Pese a que la memoria de Étienne Vollard era casi tan extraordinaria e imborrable como la de Funes el memorioso (no obstante el vaciadero de basura que implica y por igual descubre y desentraña el ansioso y megalómano poseedor de la memoria de Shakespeare), el librero de la librería de viejo El Verbo Ser, no menos solitario, frágil, quebradizo, vulnerable, huérfano y desamorado que Teresa Blanchot y que la pequeña Eva, a través de la literatura y de la memoria de ésta, no pudo reconciliarse consigo mismo, con su destino y con el mundo; es decir, no pudo extinguir o amortiguar el desasosiego, la angustia, la depresión, el estrés, la neurosis y la suma de frustraciones, de modo que reencontrara la clave, el leitmotiv y el buen sabor de la evanescente e ingrata e impredecible vida, precisamente como sí ocurre en dos maravillosas y poéticas “historias de libros” que parecen denotar e implicar la ambrosía y la panacea universal, y que según la omnisciente y ubicua voz narrativa, Étienne Vollard evocaba con deleite, apoltronado “al fondo de su librería” (“araña gigantesca en el centro de su tela”):

El librero Étienne Vollard (Oliver Gourment)
Fotograma de La petite Chartreuse (2005)
“Al librero Vollard le gustaba explicar la historia de aquel hombre, retenido como rehén durante varios años, en Oriente Medio, por un grupo político-religioso y que, por una enorme casualidad, encuentra en un recoveco, el agujero apestoso de una cédula, el tomo II de Guerra y Paz, arrugado y mohoso, pero traducido a su propio idioma. Un libro en tan malas condiciones como él. Desde ese momento, para él, algo cambia. Todo cambia. De esos cientos de páginas, apenas encuadernadas unas con otras, le llega un alivio inmenso y, gracias a ellas, retoma el gusto por la vida.
“Vollard también explicaba la historia de aquella mujer, condenada a la oscuridad total de una celda soviética, que había memorizado una obra de Shakespeare, aprendida de memoria en su juventud. Al volverse ciega, obligada al aislamiento que vuelve loco, recita El rey Lear, en inglés, íntegramente. Lentamente, aparece una luz en la oscuridad. Ve el libro, ve el texto. Lo lee. Gira las páginas mentalmente. Ve tan bien ese libro que había comprado en una pequeña tienda cuando era estudiante, que decide traducir al ruso, en la oscuridad, para ella sola, para nada, para que algo humano subsista a pesar de todo. Hojea mentalmente su viejo ejemplar de estudiante, en una alucinación extremadamente precisa. Y buscando el término exacto, la música, el acorde, traduce, sin tinta ni papel, en espera de la muerte.”
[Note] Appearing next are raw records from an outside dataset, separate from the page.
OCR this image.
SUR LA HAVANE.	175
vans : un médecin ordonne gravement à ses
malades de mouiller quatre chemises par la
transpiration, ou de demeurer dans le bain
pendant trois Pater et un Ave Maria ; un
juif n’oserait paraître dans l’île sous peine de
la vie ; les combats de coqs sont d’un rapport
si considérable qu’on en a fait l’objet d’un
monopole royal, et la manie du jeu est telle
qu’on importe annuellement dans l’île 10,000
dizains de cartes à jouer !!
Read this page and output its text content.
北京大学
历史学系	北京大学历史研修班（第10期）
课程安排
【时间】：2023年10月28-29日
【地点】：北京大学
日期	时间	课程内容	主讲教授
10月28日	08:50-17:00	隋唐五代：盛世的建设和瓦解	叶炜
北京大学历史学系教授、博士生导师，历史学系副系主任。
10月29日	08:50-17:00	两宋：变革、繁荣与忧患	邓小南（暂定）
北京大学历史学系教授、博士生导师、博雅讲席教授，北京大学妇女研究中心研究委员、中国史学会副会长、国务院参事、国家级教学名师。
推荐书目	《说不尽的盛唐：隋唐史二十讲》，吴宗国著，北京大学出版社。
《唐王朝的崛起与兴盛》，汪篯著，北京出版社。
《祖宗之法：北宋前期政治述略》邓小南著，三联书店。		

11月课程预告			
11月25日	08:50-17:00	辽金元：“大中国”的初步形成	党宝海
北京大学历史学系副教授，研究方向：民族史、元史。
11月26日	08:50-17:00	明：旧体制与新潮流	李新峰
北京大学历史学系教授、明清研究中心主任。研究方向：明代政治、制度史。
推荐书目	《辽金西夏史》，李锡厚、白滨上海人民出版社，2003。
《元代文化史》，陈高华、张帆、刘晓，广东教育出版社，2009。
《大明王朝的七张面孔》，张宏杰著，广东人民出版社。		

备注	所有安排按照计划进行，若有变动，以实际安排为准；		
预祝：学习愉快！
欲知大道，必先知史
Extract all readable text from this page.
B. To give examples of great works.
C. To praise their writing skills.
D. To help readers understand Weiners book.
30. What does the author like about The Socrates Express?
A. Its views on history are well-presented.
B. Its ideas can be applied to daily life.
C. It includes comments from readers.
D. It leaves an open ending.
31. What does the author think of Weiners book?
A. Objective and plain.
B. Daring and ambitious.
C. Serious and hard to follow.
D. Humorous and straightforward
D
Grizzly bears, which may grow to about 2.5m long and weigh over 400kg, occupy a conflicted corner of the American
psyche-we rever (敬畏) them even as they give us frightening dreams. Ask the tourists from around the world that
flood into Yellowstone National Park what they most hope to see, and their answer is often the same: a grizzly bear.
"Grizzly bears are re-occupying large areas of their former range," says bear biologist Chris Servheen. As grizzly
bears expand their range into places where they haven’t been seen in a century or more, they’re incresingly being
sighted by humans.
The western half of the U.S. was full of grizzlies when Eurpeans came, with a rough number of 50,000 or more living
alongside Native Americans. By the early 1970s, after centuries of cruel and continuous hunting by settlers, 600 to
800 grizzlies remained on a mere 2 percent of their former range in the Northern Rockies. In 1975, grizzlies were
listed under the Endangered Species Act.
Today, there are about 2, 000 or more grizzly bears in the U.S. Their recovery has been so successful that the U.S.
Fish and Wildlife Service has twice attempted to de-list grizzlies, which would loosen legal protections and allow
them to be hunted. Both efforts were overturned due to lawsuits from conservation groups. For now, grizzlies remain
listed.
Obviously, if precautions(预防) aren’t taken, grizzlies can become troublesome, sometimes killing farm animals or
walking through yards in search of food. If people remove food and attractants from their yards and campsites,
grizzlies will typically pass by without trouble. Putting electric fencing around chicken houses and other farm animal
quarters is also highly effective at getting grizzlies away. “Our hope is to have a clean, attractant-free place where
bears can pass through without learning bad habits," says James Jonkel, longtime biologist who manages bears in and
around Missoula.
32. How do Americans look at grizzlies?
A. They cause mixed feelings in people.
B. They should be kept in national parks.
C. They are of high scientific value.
       No extraña, entonces, que Borges el memorioso, prisionero en las perennes tinieblas de su ceguera, haya dicho que el libro, ese instrumento sin el cual no puedo imaginar mi vida [… no es menos íntimo que las manos y los ojos; que el libro es una extensión de la memoria y de la imaginación,  que la literatura es también una forma de la alegría y la lectura una forma de felicidad”, y que toda lectura reescribe el texto”.


Pierre Péju, El librero Vollard. Traducción del francés al español de Cristina Zelich. Narrativa  núm. 156, Puzzle/Tropismos/Ediciones Témpora. Barcelona, junio de 2006. 160 pp.